The UW team created WTe2 monolayers from its the 3D crystalline form, which was grown by co-authors Jiaqiang Yan at Oak Ridge National Laboratory and Zhiying Zhao at the University of Tennessee, Knoxville. Then the UW team, working in an oxygen-free isolation box to prevent WTe2 from degrading, used Scotch Tape to exfoliate thin sheets of WTe2 from the crystal – a technique widely used to isolate graphene and other 2D materials. With these sheets isolated, they could measure their physical and chemical properties, which led to the discovery of the ferroelectric characteristics.

WTe2 is the first exfoliated 2D material known to undergo ferroelectric switching. Before this discovery, scientists had only seen ferroelectric switching in electrical insulators. But WTe2 isn’t an electrical insulator; it is actually a metal, albeit not a very good one. WTe2 also maintains the ferroelectric switching at room temperature, and its switching is reliable and doesn’t degrade over time, unlike many conventional 3D ferroelectric materials, according to Cobden. These characteristics may make WTe2 a promising material for smaller, more robust technological applications than other ferroelectric compounds. “The unique combination of physical characteristics we saw in WTe2 is a reminder that all sorts of new phenomena can be observed in 2D materials,” said Cobden.

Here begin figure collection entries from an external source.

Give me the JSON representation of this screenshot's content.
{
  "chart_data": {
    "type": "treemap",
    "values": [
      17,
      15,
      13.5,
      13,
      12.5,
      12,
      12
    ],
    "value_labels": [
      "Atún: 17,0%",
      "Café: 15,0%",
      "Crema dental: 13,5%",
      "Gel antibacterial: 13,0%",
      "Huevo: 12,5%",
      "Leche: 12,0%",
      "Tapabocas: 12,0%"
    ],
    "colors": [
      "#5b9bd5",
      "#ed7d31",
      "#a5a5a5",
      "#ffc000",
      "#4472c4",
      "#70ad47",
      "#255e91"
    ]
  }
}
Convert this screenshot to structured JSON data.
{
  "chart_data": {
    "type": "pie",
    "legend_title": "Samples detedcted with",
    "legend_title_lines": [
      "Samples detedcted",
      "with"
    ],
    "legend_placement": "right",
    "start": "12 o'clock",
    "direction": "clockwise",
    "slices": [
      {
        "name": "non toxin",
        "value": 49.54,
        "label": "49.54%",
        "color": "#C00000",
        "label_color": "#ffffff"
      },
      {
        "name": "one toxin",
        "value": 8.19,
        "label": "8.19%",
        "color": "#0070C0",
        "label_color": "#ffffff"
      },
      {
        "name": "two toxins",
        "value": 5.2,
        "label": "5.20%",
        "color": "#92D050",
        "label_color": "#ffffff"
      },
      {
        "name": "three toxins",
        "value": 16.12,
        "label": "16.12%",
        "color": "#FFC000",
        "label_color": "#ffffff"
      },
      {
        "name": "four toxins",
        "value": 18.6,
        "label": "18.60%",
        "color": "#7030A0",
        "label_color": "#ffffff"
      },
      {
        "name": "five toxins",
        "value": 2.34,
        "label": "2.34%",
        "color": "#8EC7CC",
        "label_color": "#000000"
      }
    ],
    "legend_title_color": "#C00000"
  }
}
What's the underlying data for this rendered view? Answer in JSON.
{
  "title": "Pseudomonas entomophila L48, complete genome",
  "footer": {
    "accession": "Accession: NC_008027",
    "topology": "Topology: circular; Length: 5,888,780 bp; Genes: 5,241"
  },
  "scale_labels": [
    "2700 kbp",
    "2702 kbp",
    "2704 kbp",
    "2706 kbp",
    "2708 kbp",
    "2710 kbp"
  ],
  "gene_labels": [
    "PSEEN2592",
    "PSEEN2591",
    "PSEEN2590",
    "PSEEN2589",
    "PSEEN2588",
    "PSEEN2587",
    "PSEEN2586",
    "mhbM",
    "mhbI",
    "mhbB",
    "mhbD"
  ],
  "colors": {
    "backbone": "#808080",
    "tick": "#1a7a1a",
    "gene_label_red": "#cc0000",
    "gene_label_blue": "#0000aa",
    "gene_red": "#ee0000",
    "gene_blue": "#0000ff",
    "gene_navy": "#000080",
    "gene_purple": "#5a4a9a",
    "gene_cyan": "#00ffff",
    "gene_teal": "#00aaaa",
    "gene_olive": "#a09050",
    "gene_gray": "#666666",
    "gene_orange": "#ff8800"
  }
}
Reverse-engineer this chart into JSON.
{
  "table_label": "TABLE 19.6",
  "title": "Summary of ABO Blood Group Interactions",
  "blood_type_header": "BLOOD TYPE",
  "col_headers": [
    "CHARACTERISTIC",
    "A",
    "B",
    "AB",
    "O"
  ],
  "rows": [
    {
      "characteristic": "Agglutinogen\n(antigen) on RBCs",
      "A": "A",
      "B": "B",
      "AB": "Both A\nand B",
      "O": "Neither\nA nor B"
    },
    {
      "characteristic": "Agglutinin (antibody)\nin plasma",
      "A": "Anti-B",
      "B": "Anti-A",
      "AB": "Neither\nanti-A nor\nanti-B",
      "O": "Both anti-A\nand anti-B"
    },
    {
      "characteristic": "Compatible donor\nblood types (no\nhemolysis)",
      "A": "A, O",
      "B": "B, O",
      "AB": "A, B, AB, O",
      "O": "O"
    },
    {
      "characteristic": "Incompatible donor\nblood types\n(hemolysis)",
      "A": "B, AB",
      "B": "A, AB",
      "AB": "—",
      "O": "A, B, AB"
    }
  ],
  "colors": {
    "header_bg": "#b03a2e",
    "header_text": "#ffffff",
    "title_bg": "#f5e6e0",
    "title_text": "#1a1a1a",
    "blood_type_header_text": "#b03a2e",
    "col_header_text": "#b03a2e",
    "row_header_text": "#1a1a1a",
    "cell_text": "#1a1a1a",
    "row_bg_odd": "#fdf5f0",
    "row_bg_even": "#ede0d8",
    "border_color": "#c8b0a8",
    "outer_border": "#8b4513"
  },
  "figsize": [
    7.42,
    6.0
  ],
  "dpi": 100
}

Ferroelectric switching is the second major discovery Cobden and his team have made about monolayer WTe2. In a 2017 paper in Nature Physics, the team reported that this material is also a “topological insulator,” the first 2D material with this exotic property. In a topological insulator, the electrons’ wave functions – mathematical summaries of their quantum mechanical states – have a kind of built-in twist. Thanks to the difficulty of removing this twist, topological insulators could have applications in quantum computing – a field that seeks to exploit the quantum-mechanical properties of electrons, atoms or crystals to generate computing power that is exponentially faster than today’s technology. The UW team’s discovery also stemmed from theories developed by David J. Thouless, a UW professor emeritus of physics who shared the 2016 Nobel Prize in Physics in part for his work on topology in the 2D realm.

Cobden and his colleagues plan to keep exploring monolayer WTe2 to see what else they can learn. “Everything we have measured so far about WTe2 has some surprise in it,” said Cobden. “It’s exciting to think what we might find next.”